Nitrogen fixation

By
Thursday, 25 October, 2001

Extracting nitrogen from the air to make fertiliser is one of the biggest commercial chemical enterprises in the world, involving a complex process of heating dangerously combustible hydrogen under very high pressures.

Bacteria are also extracting nitrogen from the air, but they are doing it at room temperature and at everyday pressures while being every bit as efficient as the factories.

A team led by Patrick Holland, University of Rochester, thinks they have found a key piece of the puzzle that lets these micro-organisms upstage the world's biggest chemical production business.

"Nature figured out how to fix nitrogen a billion years before we did," says Patrick Holland. "We are just playing catch-up." Bacteria called azotrophs on the roots of plants take nitrogen from the air and fix it, turning it and hydrogen into ammonia that plants use to make DNA and proteins.

Holland originally set out to investigate the fundamental chemistry of iron compounds that have three atoms attached to each iron, but an unexpected chemical reaction shed light on nature's secret nitrogen formula.

Since the compounds he was studying would likely react with air and water, Jeremy Smith, a postdoctoral fellow working with Holland, worked with the compounds in sealed boxes full of a gas that is usually considered safe because it rarely reacts with anything - nitrogen.

Not yet realising that the nitrogen had reacted with the iron, Holland's team used X-ray diffraction, in which a computer-controlled device bombards the compound with X-rays, to inspect its structure.

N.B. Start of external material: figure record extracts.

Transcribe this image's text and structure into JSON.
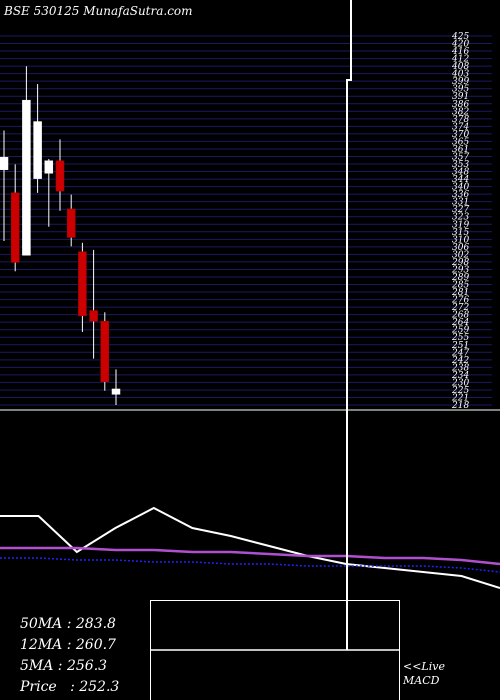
{
  "header": {
    "title": "BSE 530125 MunafaSutra.com"
  },
  "stats": {
    "ma50": "50MA : 283.8",
    "ma12": "12MA : 260.7",
    "ma5": "5MA : 256.3",
    "price": "Price   : 252.3"
  },
  "macd_note": {
    "line1": "<<Live",
    "line2": "MACD"
  },
  "colors": {
    "background": "#000000",
    "up": "#ffffff",
    "down": "#cc0000",
    "grid": "#1a1a66",
    "ma_purple": "#b050d0",
    "ma_blue": "#2222ff"
  },
  "chart_data": [
    {
      "type": "candlestick",
      "title": "BSE 530125 MunafaSutra.com",
      "ylim": [
        218,
        425
      ],
      "yticks": [
        "425",
        "420",
        "416",
        "412",
        "408",
        "403",
        "399",
        "395",
        "391",
        "386",
        "382",
        "378",
        "374",
        "370",
        "365",
        "361",
        "357",
        "353",
        "348",
        "344",
        "340",
        "336",
        "331",
        "327",
        "323",
        "319",
        "315",
        "310",
        "306",
        "302",
        "298",
        "293",
        "289",
        "285",
        "281",
        "276",
        "272",
        "268",
        "264",
        "259",
        "255",
        "251",
        "247",
        "242",
        "238",
        "234",
        "230",
        "225",
        "221",
        "218"
      ],
      "candles": [
        {
          "open": 350,
          "high": 372,
          "low": 310,
          "close": 357,
          "dir": "up"
        },
        {
          "open": 337,
          "high": 353,
          "low": 293,
          "close": 298,
          "dir": "down"
        },
        {
          "open": 302,
          "high": 408,
          "low": 302,
          "close": 389,
          "dir": "up"
        },
        {
          "open": 345,
          "high": 398,
          "low": 337,
          "close": 377,
          "dir": "up"
        },
        {
          "open": 348,
          "high": 356,
          "low": 318,
          "close": 355,
          "dir": "up"
        },
        {
          "open": 355,
          "high": 367,
          "low": 327,
          "close": 338,
          "dir": "down"
        },
        {
          "open": 328,
          "high": 336,
          "low": 307,
          "close": 312,
          "dir": "down"
        },
        {
          "open": 304,
          "high": 309,
          "low": 259,
          "close": 268,
          "dir": "down"
        },
        {
          "open": 271,
          "high": 305,
          "low": 244,
          "close": 265,
          "dir": "down"
        },
        {
          "open": 265,
          "high": 270,
          "low": 226,
          "close": 231,
          "dir": "down"
        },
        {
          "open": 224,
          "high": 238,
          "low": 218,
          "close": 227,
          "dir": "up"
        }
      ]
    },
    {
      "type": "line",
      "series": [
        {
          "values": [
            262,
            262,
            244,
            256,
            266,
            256,
            252,
            247,
            242,
            238,
            236,
            234,
            232,
            226
          ]
        },
        {
          "values": [
            246,
            246,
            246,
            245,
            245,
            244,
            244,
            243,
            242,
            242,
            241,
            241,
            240,
            238
          ]
        },
        {
          "values": [
            241,
            241,
            240,
            240,
            239,
            239,
            238,
            238,
            237,
            237,
            237,
            237,
            236,
            234
          ]
        }
      ]
    }
  ]
}
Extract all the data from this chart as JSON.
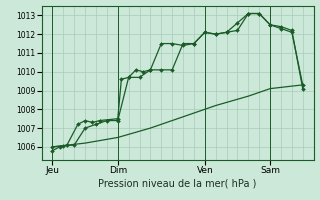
{
  "title": "Pression niveau de la mer( hPa )",
  "background_color": "#cce8d8",
  "grid_color": "#aaccbb",
  "line_color": "#1a5c28",
  "xlim": [
    0,
    75
  ],
  "ylim": [
    1005.3,
    1013.5
  ],
  "yticks": [
    1006,
    1007,
    1008,
    1009,
    1010,
    1011,
    1012,
    1013
  ],
  "ytick_fontsize": 5.5,
  "xtick_fontsize": 6.5,
  "xlabel_fontsize": 7.0,
  "xtick_labels": [
    "Jeu",
    "Dim",
    "Ven",
    "Sam"
  ],
  "xtick_positions": [
    3,
    21,
    45,
    63
  ],
  "vline_positions": [
    3,
    21,
    45,
    63
  ],
  "series1_x": [
    3,
    5,
    7,
    10,
    12,
    14,
    16,
    21,
    22,
    24,
    26,
    28,
    30,
    33,
    36,
    39,
    42,
    45,
    48,
    51,
    54,
    57,
    60,
    63,
    66,
    69,
    72
  ],
  "series1_y": [
    1005.8,
    1006.0,
    1006.1,
    1007.2,
    1007.4,
    1007.3,
    1007.4,
    1007.5,
    1009.6,
    1009.7,
    1010.1,
    1010.0,
    1010.1,
    1011.5,
    1011.5,
    1011.4,
    1011.5,
    1012.1,
    1012.0,
    1012.1,
    1012.6,
    1013.1,
    1013.1,
    1012.5,
    1012.3,
    1012.1,
    1009.3
  ],
  "series2_x": [
    3,
    6,
    9,
    12,
    15,
    18,
    21,
    24,
    27,
    30,
    33,
    36,
    39,
    42,
    45,
    48,
    51,
    54,
    57,
    60,
    63,
    66,
    69,
    72
  ],
  "series2_y": [
    1006.0,
    1006.05,
    1006.1,
    1007.0,
    1007.2,
    1007.4,
    1007.4,
    1009.7,
    1009.7,
    1010.1,
    1010.1,
    1010.1,
    1011.5,
    1011.5,
    1012.1,
    1012.0,
    1012.1,
    1012.2,
    1013.1,
    1013.1,
    1012.5,
    1012.4,
    1012.2,
    1009.1
  ],
  "series3_x": [
    3,
    12,
    21,
    30,
    39,
    48,
    57,
    63,
    72
  ],
  "series3_y": [
    1006.0,
    1006.2,
    1006.5,
    1007.0,
    1007.6,
    1008.2,
    1008.7,
    1009.1,
    1009.3
  ]
}
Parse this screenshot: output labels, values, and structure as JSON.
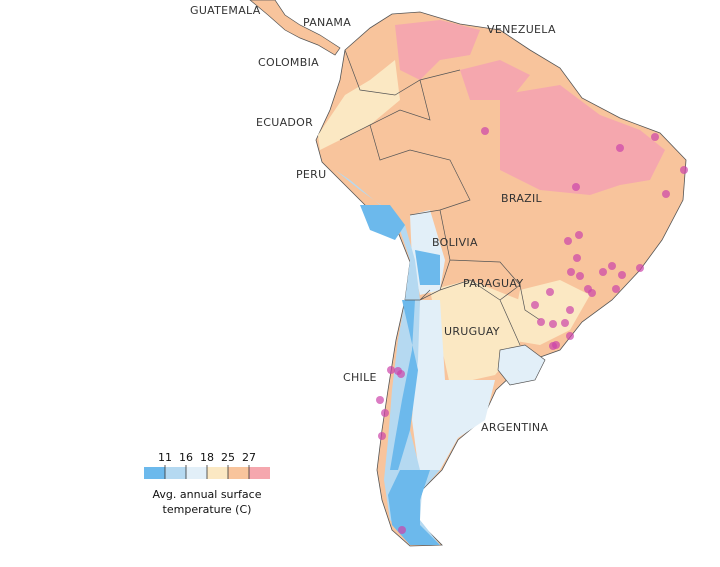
{
  "labels": [
    "GUATEMALA",
    "PANAMA",
    "VENEZUELA",
    "COLOMBIA",
    "ECUADOR",
    "PERU",
    "BRAZIL",
    "BOLIVIA",
    "PARAGUAY",
    "URUGUAY",
    "CHILE",
    "ARGENTINA"
  ],
  "legend": {
    "ticks": [
      11,
      16,
      18,
      25,
      27
    ],
    "colors": [
      "#6cb9ec",
      "#b5d9f1",
      "#e2eff8",
      "#fbe8c3",
      "#f8c49c",
      "#f5a7ae"
    ],
    "title": [
      "Avg. annual surface",
      "temperature (C)"
    ]
  }
}
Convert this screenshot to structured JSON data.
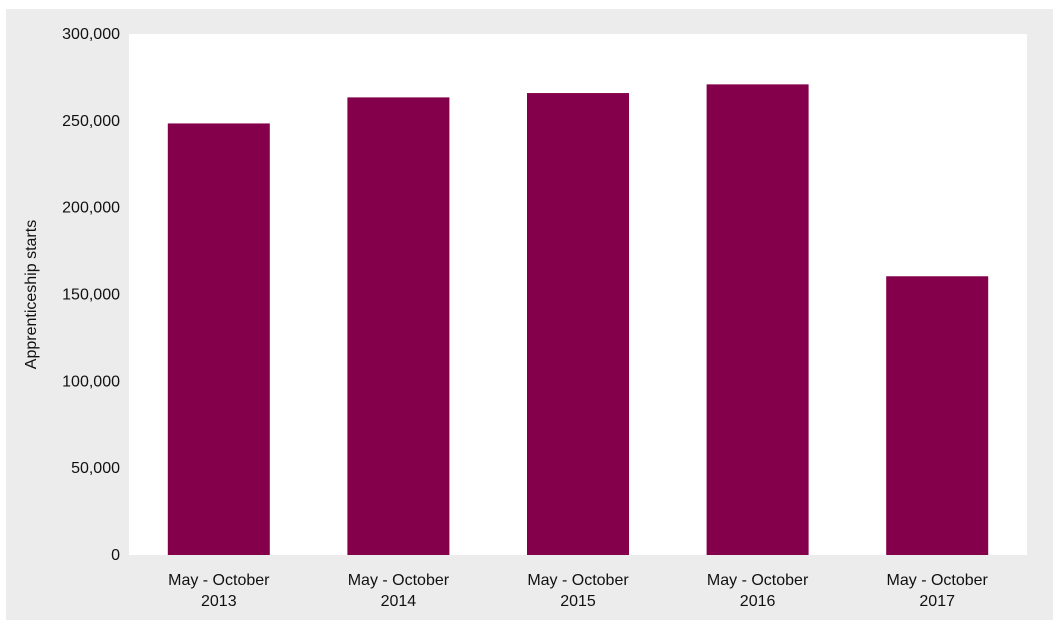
{
  "chart_data": {
    "type": "bar",
    "title": "",
    "xlabel": "",
    "ylabel": "Apprenticeship starts",
    "categories": [
      [
        "May - October",
        "2013"
      ],
      [
        "May - October",
        "2014"
      ],
      [
        "May - October",
        "2015"
      ],
      [
        "May - October",
        "2016"
      ],
      [
        "May - October",
        "2017"
      ]
    ],
    "values": [
      248500,
      263500,
      266000,
      271000,
      160500
    ],
    "ylim": [
      0,
      300000
    ],
    "yticks": [
      0,
      50000,
      100000,
      150000,
      200000,
      250000,
      300000
    ],
    "ytick_labels": [
      "0",
      "50,000",
      "100,000",
      "150,000",
      "200,000",
      "250,000",
      "300,000"
    ],
    "grid": false,
    "legend": "none",
    "bar_color": "#85004b",
    "plot_background": "#ffffff",
    "frame_background": "#ececec"
  }
}
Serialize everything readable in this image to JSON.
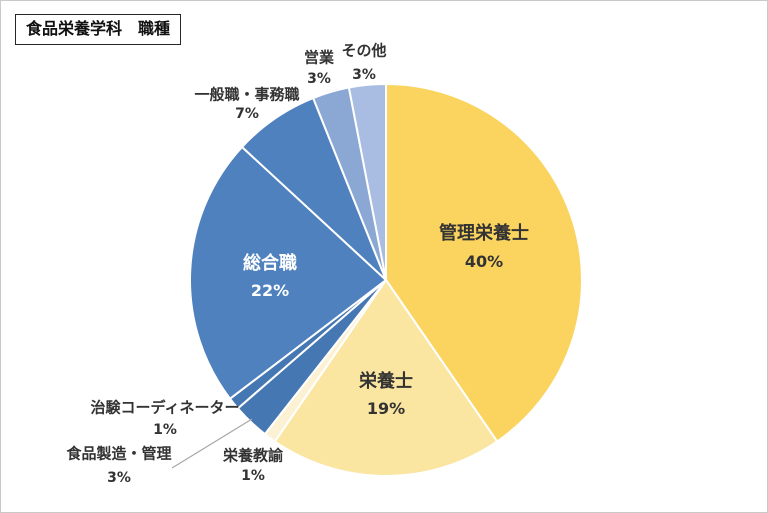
{
  "title": "食品栄養学科　職種",
  "chart_data": {
    "type": "pie",
    "title": "食品栄養学科　職種",
    "unit": "%",
    "start_angle_deg": 0,
    "direction": "clockwise",
    "legend": "none",
    "slices": [
      {
        "key": "registered-dietitian",
        "label": "管理栄養士",
        "value": 40,
        "pct_label": "40%",
        "color": "#FBD45F"
      },
      {
        "key": "dietitian",
        "label": "栄養士",
        "value": 19,
        "pct_label": "19%",
        "color": "#FAE5A1"
      },
      {
        "key": "nutrition-teacher",
        "label": "栄養教諭",
        "value": 1,
        "pct_label": "1%",
        "color": "#FCF1D3"
      },
      {
        "key": "food-manufacturing-management",
        "label": "食品製造・管理",
        "value": 3,
        "pct_label": "3%",
        "color": "#4577B2"
      },
      {
        "key": "clinical-trial-coordinator",
        "label": "治験コーディネーター",
        "value": 1,
        "pct_label": "1%",
        "color": "#4577B2"
      },
      {
        "key": "comprehensive-position",
        "label": "総合職",
        "value": 22,
        "pct_label": "22%",
        "color": "#4E81BD"
      },
      {
        "key": "general-office-work",
        "label": "一般職・事務職",
        "value": 7,
        "pct_label": "7%",
        "color": "#4E81BD"
      },
      {
        "key": "sales",
        "label": "営業",
        "value": 3,
        "pct_label": "3%",
        "color": "#8BA7D3"
      },
      {
        "key": "other",
        "label": "その他",
        "value": 3,
        "pct_label": "3%",
        "color": "#A9BDE2"
      }
    ],
    "outside_label_color": "#333333",
    "inside_label_color": "#FFFFFF",
    "slice_border_color": "#FFFFFF",
    "leader_line_color": "#A6A6A6",
    "leader_line_for": "food-manufacturing-management"
  }
}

The X-rays diffracted around the atoms. A computer the scanned all the diffractions to create an image of the atoms' layout. When the computer had finished mapping the results, it had a surprise waiting.

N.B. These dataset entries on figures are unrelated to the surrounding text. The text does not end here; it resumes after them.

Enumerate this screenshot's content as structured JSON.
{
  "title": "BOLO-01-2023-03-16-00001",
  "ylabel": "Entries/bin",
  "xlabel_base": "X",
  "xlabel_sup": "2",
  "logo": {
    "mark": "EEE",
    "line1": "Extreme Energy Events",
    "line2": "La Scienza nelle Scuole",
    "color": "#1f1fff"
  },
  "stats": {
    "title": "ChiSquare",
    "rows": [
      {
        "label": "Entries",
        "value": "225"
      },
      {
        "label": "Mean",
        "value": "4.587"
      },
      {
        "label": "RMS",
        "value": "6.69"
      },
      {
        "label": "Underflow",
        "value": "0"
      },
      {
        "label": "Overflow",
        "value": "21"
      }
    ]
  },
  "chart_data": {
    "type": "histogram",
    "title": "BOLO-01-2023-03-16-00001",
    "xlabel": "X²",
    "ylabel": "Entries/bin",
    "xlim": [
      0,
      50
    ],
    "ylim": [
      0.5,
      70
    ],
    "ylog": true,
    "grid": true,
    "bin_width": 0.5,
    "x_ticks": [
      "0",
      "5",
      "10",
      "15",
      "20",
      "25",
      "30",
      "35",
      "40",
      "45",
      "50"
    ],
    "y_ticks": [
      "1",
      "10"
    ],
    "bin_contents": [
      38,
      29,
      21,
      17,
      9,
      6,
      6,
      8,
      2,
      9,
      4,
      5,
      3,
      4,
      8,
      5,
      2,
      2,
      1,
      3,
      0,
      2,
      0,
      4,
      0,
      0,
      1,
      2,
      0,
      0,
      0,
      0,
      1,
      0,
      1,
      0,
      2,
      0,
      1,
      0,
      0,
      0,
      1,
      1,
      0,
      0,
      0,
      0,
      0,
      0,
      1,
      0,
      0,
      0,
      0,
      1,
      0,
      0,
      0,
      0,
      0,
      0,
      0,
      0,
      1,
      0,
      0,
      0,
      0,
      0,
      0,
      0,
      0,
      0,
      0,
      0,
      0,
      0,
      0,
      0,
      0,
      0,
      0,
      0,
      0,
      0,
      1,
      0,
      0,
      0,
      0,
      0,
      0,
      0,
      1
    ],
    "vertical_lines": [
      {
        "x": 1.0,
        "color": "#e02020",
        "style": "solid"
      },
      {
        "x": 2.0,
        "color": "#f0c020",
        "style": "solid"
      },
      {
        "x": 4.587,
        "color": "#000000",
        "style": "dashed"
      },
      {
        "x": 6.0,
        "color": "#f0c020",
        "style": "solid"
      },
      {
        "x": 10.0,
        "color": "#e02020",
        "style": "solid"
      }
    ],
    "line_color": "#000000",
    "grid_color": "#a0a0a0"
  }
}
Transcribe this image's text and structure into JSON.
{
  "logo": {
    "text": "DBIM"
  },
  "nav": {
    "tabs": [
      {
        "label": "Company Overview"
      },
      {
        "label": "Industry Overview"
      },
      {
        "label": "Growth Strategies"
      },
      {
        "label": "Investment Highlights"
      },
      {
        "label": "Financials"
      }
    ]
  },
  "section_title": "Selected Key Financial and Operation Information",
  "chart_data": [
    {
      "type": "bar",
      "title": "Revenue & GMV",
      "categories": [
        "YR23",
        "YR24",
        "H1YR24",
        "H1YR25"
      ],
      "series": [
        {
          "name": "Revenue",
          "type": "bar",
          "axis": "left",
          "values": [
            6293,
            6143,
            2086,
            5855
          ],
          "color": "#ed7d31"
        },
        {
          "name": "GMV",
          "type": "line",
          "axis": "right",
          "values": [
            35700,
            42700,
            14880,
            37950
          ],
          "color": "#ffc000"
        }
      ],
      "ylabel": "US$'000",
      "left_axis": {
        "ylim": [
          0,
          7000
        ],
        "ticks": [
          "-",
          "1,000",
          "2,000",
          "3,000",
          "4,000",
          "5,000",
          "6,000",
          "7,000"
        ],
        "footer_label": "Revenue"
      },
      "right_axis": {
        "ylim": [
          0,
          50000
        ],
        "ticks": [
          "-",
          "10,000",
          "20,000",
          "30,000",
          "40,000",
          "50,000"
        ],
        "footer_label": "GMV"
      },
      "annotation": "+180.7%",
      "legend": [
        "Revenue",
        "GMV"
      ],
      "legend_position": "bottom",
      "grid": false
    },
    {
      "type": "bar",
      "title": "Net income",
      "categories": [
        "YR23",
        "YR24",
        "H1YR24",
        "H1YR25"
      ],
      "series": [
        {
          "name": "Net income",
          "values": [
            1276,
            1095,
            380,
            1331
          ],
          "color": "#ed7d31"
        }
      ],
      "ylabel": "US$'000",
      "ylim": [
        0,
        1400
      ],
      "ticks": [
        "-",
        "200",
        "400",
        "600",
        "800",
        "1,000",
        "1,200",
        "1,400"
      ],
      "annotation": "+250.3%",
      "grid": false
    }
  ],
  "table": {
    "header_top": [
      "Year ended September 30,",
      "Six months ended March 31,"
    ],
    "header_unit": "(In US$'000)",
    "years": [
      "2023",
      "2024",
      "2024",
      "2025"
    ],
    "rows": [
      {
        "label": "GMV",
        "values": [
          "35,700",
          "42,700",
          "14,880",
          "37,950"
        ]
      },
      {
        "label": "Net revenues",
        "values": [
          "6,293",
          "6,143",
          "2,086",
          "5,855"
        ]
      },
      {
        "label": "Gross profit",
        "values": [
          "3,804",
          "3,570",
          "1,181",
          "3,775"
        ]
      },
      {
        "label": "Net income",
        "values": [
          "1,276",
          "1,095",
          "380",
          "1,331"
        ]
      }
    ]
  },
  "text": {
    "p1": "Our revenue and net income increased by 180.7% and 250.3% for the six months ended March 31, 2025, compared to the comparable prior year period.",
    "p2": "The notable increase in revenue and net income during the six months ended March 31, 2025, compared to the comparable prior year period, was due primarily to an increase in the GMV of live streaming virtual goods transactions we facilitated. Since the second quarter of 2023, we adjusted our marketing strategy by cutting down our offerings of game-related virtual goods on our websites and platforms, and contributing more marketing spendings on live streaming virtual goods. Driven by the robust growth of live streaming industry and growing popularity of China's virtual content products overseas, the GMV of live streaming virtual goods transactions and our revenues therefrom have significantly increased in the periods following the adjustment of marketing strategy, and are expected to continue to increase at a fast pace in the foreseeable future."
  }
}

"When Jeremy and I looked at the analysis, we saw a nitrogen molecule stuck to iron and being stretched apart," says Holland. Since the iron atoms in his model were bonded in only three places instead of the more usual six, "three-coordinate iron seems to be especially good for holding nitrogen tightly."

The iron atoms bind to a molecule of N2 floating in the air and stretch it, weakening the bond between the two nitrogen atoms. This makes the nitrogen more likely to link up with hydrogen to create ammonia (NH3), the useful form with one nitrogen atom combined with three hydrogen atoms.

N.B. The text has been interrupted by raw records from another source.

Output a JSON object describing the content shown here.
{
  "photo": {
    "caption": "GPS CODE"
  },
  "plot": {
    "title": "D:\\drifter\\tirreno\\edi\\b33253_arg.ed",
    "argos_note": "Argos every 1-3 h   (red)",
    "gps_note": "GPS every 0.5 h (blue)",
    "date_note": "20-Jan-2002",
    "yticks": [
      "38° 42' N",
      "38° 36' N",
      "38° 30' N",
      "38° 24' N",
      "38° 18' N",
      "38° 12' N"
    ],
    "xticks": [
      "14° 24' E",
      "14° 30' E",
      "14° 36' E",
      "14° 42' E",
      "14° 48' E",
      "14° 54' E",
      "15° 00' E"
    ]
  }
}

"We have shown that this type of iron can stretch nitrogen bonds, but now we want to see how this enzyme goes to the next step and breaks that bond," says Holland. Knowing how Nature so easily pulls nitrogen from the atmosphere may lead to a better understanding of how the ecology may balance itself, and may eventually provide a safer, more economical method of nitrogen fixing for the multi-billion-dollar fertiliser industry.